Bulldogs coach Luke Beveridge (left) presents injured captain Robert Murphy (right) with his premiership medallion as acting captain Easton Wood looks on after the AFL grand final.
Bulldogs coach Luke Beveridge (left) presents injured captain Robert Murphy (right) with his premiership medallion as acting captain Easton Wood looks on after the AFL grand final. JULIAN SMITH

Premiers' 'father figure' adds to remarkable resume

HE'S the mild-mannered Mr Nice Guy who inspires his boys to perform by his belief in them.

The players' drive cannot be questioned, but with Luke Beveridge behind the wheel steering them in the right direction the Bulldogs have proven unstoppable.

The 45-year-old has always had the approach to be his players' friend or "their big brother or father figure".

He teaches and guides, not blasts.

Apparently he tried an old-fashioned spray once and it didn't work, so he canned that approach.

He didn't have a teaching background like Hawthorn's four-time premiership coach Alastair Clarkson, but was a public servant for 17 years in various government departments, most recently the financial intelligence unit, Austrac, which regulates the Anti-Money Laundering and Counter-Terrorism Financing Act.

The grandson of former Collingwood star Jack Beveridge, who played in four straight flags (1927-30) under Jock McHale, went from federal watchdog to footy's top dog.

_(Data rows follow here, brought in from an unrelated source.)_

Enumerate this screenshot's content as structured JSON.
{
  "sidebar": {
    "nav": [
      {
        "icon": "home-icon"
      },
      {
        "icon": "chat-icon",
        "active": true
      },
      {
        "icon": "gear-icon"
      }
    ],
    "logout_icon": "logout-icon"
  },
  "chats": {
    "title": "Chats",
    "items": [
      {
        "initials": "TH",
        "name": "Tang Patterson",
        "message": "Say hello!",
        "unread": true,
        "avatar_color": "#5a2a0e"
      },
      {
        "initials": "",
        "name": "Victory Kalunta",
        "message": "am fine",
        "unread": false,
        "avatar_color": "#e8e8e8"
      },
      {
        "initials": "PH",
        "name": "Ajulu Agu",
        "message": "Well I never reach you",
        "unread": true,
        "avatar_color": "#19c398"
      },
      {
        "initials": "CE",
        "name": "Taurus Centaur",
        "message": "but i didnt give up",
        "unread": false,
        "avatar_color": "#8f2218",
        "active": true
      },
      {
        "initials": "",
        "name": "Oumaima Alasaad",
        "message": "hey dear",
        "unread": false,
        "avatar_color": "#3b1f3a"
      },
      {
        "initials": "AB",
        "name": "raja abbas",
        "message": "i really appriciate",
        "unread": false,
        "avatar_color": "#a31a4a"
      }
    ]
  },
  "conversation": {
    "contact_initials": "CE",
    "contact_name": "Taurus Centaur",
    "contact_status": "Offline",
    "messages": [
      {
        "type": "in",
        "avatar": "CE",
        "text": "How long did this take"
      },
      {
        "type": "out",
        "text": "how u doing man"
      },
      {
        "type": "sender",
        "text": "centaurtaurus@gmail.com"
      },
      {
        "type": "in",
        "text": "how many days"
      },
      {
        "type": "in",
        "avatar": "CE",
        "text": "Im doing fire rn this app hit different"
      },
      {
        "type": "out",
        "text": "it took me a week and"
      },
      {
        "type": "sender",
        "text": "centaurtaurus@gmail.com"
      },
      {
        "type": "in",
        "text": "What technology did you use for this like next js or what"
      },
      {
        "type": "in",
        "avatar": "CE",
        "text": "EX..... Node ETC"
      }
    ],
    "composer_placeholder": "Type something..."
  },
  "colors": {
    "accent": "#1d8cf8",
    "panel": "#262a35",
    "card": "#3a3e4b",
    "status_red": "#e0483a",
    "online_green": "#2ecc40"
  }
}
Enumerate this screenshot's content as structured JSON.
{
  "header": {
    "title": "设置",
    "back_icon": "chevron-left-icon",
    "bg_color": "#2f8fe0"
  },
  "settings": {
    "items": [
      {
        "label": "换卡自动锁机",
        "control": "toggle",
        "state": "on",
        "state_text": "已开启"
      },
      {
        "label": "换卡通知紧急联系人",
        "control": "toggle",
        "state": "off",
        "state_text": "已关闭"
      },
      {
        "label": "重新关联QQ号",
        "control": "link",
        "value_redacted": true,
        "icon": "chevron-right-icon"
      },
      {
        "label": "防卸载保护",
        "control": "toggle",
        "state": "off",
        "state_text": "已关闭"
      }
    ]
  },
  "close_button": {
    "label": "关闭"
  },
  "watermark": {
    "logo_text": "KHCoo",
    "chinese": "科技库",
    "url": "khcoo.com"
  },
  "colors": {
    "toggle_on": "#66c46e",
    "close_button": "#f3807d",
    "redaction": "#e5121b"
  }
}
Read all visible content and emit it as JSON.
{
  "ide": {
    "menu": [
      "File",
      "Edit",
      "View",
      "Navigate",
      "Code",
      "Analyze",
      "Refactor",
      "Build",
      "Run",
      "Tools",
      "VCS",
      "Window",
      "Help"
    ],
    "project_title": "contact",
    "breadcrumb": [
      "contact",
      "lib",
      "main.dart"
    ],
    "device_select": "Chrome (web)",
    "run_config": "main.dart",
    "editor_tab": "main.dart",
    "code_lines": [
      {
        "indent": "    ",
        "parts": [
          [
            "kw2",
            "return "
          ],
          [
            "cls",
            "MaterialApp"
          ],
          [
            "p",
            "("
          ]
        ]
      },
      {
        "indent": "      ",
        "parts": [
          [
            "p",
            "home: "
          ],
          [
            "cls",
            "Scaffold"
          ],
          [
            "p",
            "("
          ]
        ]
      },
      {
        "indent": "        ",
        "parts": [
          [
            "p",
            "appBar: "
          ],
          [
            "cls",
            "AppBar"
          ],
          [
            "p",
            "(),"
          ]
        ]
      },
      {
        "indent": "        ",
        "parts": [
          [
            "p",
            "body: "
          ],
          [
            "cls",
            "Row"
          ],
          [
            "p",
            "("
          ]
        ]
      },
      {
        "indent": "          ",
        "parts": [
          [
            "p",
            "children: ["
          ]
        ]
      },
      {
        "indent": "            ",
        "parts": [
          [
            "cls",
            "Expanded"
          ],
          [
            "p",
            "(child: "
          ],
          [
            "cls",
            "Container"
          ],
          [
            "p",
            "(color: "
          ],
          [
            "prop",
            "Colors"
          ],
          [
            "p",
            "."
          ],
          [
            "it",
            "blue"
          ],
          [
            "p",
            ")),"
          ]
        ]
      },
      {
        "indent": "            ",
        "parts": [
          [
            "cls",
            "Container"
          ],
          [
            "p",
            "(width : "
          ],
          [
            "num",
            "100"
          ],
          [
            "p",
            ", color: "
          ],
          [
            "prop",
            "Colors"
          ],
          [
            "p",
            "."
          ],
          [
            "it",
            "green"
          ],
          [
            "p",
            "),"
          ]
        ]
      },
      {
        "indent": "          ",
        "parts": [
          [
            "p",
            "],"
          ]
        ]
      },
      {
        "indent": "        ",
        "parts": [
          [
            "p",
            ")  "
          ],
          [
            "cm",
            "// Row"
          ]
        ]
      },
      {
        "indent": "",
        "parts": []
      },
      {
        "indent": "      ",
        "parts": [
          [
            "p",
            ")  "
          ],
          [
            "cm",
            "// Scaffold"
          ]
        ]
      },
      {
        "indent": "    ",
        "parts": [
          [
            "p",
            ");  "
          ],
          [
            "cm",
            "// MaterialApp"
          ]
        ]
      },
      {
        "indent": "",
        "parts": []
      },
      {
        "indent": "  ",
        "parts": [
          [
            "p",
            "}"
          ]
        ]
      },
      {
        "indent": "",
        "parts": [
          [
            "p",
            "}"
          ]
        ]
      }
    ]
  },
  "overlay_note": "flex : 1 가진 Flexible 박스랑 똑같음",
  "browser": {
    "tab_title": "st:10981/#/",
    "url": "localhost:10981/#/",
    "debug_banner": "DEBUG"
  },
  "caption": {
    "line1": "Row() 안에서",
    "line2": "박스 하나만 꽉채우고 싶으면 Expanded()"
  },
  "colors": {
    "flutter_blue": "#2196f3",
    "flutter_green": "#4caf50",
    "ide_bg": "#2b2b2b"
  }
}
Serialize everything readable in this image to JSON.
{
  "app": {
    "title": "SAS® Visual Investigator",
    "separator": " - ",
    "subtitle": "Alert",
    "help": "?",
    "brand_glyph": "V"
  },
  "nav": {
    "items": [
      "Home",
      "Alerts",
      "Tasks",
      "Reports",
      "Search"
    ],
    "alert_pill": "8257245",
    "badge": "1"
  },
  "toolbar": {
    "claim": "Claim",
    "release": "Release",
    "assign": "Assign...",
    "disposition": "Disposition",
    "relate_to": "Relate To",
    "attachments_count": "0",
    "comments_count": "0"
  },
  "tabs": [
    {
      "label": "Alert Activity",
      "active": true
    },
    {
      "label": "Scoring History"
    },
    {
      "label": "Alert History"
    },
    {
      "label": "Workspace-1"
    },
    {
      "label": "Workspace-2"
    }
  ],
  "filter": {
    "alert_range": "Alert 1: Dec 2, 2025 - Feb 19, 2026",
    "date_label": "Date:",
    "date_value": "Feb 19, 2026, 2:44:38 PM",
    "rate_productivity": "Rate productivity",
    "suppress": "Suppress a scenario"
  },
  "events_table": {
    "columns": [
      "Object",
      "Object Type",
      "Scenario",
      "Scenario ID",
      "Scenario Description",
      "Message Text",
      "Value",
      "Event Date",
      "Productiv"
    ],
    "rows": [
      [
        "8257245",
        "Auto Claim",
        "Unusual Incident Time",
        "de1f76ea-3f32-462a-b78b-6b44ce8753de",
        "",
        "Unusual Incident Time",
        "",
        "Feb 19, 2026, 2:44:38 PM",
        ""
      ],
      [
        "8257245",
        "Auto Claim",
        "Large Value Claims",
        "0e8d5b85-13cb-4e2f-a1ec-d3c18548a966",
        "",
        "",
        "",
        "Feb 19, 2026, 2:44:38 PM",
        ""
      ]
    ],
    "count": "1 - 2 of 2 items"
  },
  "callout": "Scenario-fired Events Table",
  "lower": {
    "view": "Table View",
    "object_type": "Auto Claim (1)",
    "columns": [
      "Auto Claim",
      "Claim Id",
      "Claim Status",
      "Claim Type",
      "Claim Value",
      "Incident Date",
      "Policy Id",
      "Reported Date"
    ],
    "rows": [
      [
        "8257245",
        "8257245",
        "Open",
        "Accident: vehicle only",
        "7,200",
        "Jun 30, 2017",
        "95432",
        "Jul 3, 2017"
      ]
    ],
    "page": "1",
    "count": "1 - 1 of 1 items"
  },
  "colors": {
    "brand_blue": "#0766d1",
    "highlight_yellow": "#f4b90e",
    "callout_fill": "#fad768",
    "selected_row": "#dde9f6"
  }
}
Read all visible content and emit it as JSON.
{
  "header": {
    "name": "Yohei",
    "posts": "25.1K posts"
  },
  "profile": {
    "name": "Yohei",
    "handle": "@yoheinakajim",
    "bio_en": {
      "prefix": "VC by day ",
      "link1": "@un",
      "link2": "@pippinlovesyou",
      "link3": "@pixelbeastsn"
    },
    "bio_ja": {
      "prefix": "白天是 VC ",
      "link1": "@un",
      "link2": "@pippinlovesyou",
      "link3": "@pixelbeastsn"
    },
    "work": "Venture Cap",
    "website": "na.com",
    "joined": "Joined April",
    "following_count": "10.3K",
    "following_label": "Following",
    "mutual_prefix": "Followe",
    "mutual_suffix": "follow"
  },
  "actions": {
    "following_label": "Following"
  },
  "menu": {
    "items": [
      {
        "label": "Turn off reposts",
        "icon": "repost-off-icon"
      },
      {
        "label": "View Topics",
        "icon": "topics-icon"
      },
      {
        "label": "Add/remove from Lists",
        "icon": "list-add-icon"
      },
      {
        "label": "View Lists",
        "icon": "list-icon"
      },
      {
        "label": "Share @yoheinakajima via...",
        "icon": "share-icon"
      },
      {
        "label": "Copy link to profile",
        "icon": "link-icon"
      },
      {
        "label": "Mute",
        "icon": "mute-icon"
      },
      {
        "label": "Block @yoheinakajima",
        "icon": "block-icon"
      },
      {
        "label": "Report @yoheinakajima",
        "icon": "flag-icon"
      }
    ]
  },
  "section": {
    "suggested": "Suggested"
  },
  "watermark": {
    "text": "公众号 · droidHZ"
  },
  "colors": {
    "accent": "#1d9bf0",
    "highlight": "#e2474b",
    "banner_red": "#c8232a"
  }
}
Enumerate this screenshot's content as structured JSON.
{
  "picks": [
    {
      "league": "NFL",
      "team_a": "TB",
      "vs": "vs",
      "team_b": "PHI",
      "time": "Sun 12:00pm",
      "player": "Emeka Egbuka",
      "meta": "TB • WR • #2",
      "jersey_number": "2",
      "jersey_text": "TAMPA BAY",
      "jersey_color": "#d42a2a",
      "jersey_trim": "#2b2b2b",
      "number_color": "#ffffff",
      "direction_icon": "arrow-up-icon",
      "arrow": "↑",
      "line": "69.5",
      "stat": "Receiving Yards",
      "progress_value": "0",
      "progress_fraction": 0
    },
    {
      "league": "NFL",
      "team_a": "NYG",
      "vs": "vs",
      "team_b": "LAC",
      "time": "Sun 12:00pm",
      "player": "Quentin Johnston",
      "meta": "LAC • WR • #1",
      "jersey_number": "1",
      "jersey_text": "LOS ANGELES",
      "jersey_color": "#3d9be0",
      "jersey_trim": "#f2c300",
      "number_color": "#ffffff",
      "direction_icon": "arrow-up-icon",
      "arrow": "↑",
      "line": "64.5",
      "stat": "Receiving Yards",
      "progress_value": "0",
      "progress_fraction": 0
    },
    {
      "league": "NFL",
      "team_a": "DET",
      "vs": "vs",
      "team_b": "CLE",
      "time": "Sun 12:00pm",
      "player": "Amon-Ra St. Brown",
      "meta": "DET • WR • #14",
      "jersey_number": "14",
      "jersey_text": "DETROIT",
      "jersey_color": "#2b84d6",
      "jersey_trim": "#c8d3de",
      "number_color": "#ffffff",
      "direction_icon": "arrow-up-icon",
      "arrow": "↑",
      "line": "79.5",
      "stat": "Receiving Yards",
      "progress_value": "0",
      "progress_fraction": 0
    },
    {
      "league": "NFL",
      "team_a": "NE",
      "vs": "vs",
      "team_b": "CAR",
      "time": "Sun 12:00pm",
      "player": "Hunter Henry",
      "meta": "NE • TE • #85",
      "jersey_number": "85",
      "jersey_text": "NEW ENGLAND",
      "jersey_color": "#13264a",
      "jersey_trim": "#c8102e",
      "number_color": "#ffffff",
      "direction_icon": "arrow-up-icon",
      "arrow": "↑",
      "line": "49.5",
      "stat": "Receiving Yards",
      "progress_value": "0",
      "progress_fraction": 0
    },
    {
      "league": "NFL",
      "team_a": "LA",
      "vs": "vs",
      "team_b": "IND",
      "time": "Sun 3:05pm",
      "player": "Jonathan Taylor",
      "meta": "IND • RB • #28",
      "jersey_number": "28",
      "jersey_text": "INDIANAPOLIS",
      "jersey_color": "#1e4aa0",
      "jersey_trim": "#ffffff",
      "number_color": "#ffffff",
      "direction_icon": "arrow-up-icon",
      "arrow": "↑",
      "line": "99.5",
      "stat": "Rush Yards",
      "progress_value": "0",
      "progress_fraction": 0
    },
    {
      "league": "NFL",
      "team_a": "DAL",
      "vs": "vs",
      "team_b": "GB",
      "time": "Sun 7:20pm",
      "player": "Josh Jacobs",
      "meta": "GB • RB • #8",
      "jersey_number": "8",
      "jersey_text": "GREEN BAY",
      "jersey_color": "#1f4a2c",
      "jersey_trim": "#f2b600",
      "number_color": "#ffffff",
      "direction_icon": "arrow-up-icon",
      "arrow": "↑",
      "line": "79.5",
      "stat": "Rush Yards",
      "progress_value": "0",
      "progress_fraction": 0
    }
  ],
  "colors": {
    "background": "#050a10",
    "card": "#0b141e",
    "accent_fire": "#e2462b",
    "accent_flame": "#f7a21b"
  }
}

Beveridge's track record with footy clubs is remarkable.

He is the only coach to have taken a club (St Bedes Mentone) in the Victorian Amateur Football Association from C-Grade to A-Grade in consecutive seasons.

He was later part of Mick Malthouse's support team during the Magpies' 2010 AFL premiership year before being put in charge of Hawthorn's backline (in 2012-14) for two more flags.

But, just as then Bulldogs coach Brendan McCartney was getting the boot at the end of 2014, Beveridge was about so step into the role of coaching director at St Kilda.

That was until the Dogs came calling at the behest of former captain Luke Darcy.

Beveridge didn't make a huge impact as a Bulldogs player - just 31 games between 1993 and 1995.

But what he has done in 49 games as coach is remarkable.

And what he did "on the spur of the moment" by handing over his premiership medal to the injured Bob Murphy was the perfect epilogue to the Dogs' perfect tale.